De acordo com pt.wedoany.com-A startup brasileira Belterra está captando pelo menos R$ 800 milhões, por meio de uma série de estruturas de Sociedades de Propósito Específico (SPE), para seu projeto de converter pastagens em sistemas agroflorestais e plantar cacau.
Valmir Ortega, fundador e CEO da empresa, afirmou que a companhia já validou seu modelo de negócios e o apresentou aos investidores, entrando agora em uma fase de crescimento real. A Belterra obteve R$ 100 milhões em financiamento do Fundo Clima do Banco Nacional de Desenvolvimento Econômico e Social (BNDES) no segundo semestre do ano passado e, posteriormente, concluiu uma rodada de financiamento de R$ 75 milhões, liderada pela Bold.t, com participação da MOV, Rise e da fundação alemã Ecosia. Os recursos de capital próprio serão usados para fortalecer a estrutura da empresa, incluindo equipe, sistemas de gestão, viveiros e equipamentos compartilhados.

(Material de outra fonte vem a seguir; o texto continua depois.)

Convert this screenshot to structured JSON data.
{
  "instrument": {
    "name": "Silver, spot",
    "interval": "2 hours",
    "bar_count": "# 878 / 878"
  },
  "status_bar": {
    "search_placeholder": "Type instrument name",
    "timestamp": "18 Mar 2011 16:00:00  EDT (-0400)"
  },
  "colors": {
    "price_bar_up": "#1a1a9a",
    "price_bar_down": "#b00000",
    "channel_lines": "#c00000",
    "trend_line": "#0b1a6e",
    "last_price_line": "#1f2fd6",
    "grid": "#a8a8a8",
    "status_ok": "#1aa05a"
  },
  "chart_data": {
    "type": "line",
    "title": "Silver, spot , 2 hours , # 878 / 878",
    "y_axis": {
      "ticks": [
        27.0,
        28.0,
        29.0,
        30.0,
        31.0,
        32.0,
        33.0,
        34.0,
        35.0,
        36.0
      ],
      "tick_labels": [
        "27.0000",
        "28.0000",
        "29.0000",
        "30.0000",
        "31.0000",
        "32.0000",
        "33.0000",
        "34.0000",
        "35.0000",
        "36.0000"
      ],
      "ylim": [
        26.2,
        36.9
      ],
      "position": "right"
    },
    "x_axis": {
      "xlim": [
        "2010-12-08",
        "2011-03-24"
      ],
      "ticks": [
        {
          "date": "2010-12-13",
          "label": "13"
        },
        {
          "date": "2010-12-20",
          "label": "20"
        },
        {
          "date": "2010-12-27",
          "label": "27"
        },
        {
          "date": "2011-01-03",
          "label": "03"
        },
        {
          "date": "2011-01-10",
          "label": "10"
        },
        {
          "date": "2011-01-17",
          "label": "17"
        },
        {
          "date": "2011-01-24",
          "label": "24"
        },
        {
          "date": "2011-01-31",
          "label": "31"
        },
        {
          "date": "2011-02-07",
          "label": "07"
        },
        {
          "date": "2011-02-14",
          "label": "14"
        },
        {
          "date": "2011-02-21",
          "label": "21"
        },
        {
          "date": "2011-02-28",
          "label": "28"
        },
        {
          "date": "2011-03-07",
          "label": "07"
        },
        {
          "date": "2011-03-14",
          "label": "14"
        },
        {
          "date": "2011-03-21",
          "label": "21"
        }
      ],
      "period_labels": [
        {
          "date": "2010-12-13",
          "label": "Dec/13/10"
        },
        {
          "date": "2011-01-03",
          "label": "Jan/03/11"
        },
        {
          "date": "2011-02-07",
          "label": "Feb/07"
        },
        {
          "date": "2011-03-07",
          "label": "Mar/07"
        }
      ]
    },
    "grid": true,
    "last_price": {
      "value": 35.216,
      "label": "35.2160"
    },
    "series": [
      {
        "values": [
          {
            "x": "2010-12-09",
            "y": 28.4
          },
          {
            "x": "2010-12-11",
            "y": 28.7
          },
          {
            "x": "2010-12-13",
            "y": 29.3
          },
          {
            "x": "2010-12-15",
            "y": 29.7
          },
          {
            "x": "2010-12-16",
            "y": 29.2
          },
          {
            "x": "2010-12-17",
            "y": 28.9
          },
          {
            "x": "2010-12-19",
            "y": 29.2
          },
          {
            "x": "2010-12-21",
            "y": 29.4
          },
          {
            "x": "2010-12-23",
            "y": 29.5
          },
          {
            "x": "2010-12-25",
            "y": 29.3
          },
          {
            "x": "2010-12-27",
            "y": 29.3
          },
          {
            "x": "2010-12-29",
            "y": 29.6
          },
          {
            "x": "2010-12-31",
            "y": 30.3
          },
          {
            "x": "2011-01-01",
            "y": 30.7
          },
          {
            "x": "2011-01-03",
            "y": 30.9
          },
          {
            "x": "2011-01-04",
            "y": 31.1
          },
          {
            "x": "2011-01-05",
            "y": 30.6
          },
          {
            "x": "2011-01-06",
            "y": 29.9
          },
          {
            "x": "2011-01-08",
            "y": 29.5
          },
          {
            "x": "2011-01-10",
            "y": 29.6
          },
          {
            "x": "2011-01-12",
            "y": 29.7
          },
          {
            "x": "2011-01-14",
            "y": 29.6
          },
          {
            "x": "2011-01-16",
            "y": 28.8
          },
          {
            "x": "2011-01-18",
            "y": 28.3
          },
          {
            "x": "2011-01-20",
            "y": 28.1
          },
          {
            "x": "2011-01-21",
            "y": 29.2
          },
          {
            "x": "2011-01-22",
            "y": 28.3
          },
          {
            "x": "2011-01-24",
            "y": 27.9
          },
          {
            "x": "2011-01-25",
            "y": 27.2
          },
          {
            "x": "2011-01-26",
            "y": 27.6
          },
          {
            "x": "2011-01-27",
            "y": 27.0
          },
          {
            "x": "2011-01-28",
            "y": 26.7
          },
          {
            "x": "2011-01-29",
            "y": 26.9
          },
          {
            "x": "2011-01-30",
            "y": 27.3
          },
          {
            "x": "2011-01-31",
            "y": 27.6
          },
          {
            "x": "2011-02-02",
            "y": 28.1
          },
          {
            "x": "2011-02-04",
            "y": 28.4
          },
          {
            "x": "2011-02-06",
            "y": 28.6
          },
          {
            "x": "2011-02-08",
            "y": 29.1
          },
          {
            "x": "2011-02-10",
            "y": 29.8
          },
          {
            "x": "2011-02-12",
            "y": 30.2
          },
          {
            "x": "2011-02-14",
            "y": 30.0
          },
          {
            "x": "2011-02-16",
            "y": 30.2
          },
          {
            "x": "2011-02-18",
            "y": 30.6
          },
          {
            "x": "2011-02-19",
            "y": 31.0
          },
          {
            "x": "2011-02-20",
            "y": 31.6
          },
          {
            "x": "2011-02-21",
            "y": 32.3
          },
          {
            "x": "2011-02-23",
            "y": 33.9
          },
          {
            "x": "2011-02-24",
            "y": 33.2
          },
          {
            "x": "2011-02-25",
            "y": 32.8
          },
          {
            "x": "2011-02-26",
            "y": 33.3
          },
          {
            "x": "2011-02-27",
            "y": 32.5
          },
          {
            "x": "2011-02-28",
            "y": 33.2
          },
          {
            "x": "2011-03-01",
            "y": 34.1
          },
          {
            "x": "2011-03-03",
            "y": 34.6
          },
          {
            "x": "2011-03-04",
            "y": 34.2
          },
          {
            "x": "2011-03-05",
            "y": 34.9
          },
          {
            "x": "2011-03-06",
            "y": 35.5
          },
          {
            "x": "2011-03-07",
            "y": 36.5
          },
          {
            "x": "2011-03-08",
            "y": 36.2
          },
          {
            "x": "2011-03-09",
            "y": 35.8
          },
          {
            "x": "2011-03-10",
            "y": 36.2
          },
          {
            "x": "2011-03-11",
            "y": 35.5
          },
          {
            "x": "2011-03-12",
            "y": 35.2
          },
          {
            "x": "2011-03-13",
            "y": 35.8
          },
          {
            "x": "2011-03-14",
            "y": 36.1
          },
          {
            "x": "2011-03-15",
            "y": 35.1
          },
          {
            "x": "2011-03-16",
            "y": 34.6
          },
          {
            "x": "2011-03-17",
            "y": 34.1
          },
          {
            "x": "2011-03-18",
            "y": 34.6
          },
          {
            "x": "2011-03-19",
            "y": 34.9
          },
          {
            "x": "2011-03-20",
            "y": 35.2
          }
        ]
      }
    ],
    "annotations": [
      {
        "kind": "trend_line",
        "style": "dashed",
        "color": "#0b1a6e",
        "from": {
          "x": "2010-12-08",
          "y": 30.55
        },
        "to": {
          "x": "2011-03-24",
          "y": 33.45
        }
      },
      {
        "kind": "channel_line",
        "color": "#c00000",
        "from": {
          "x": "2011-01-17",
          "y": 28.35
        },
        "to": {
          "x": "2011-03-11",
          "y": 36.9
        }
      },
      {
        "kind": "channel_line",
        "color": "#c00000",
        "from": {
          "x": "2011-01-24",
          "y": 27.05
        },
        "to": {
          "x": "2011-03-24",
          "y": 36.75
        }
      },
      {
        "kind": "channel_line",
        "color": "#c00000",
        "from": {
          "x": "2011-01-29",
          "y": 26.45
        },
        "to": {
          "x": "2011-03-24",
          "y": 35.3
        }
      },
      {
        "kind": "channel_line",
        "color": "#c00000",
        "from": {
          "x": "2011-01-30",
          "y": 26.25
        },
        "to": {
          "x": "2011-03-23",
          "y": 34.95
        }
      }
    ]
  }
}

A empresa já possui cerca de 2.800 hectares contratados nos estados do Pará, Rondônia, Mato Grosso e Maranhão, dos quais aproximadamente 600 hectares já estão plantados com cacau. O custo de implementação do sistema agroflorestal varia entre R$ 35 mil e R$ 100 mil por hectare, e o custo total de implementação dos projetos atuais pode ultrapassar R$ 1 bilhão. Para escalar o negócio, a Belterra está estruturando dois novos veículos de investimento, com cada projeto alocado em uma SPE diferente. A segunda SPE terá uma captação de cerca de R$ 300 milhões, incluindo investidores de dívida e capital próprio, e Ortega espera a participação do BNDES; a terceira SPE terá uma captação superior a R$ 500 milhões, totalmente alavancada por capital próprio, com o parceiro investidor como provedor de 100% do capital e a Belterra atuando como operadora de serviços.
A empresa planeja adicionar duas novas SPEs em 2026, visando acrescentar mais 15 mil hectares de área implementada nos estados do Pará, Bahia e Mato Grosso nos próximos cinco a seis anos, com a expectativa de atingir uma área total de cerca de 20 mil hectares entre 2033 e 2034. Atualmente, o gargalo na capacidade dos viveiros é significativo, e a Belterra planeja aumentar a produção anual de mudas de cacau de 1,3 milhão para 3 milhões até o final de 2027, integrando verticalmente toda a produção de mudas. A principal região de expansão atual da empresa é o estado do Pará, onde possui três centros operacionais, além de atuar em Rondônia, Bahia e Mato Grosso. Ortega afirmou que Mato Grosso possui atualmente cerca de 600 hectares de cacau, e a empresa planeja implementar aproximadamente 3.000 hectares no local para recuperar a produção de cacau na região.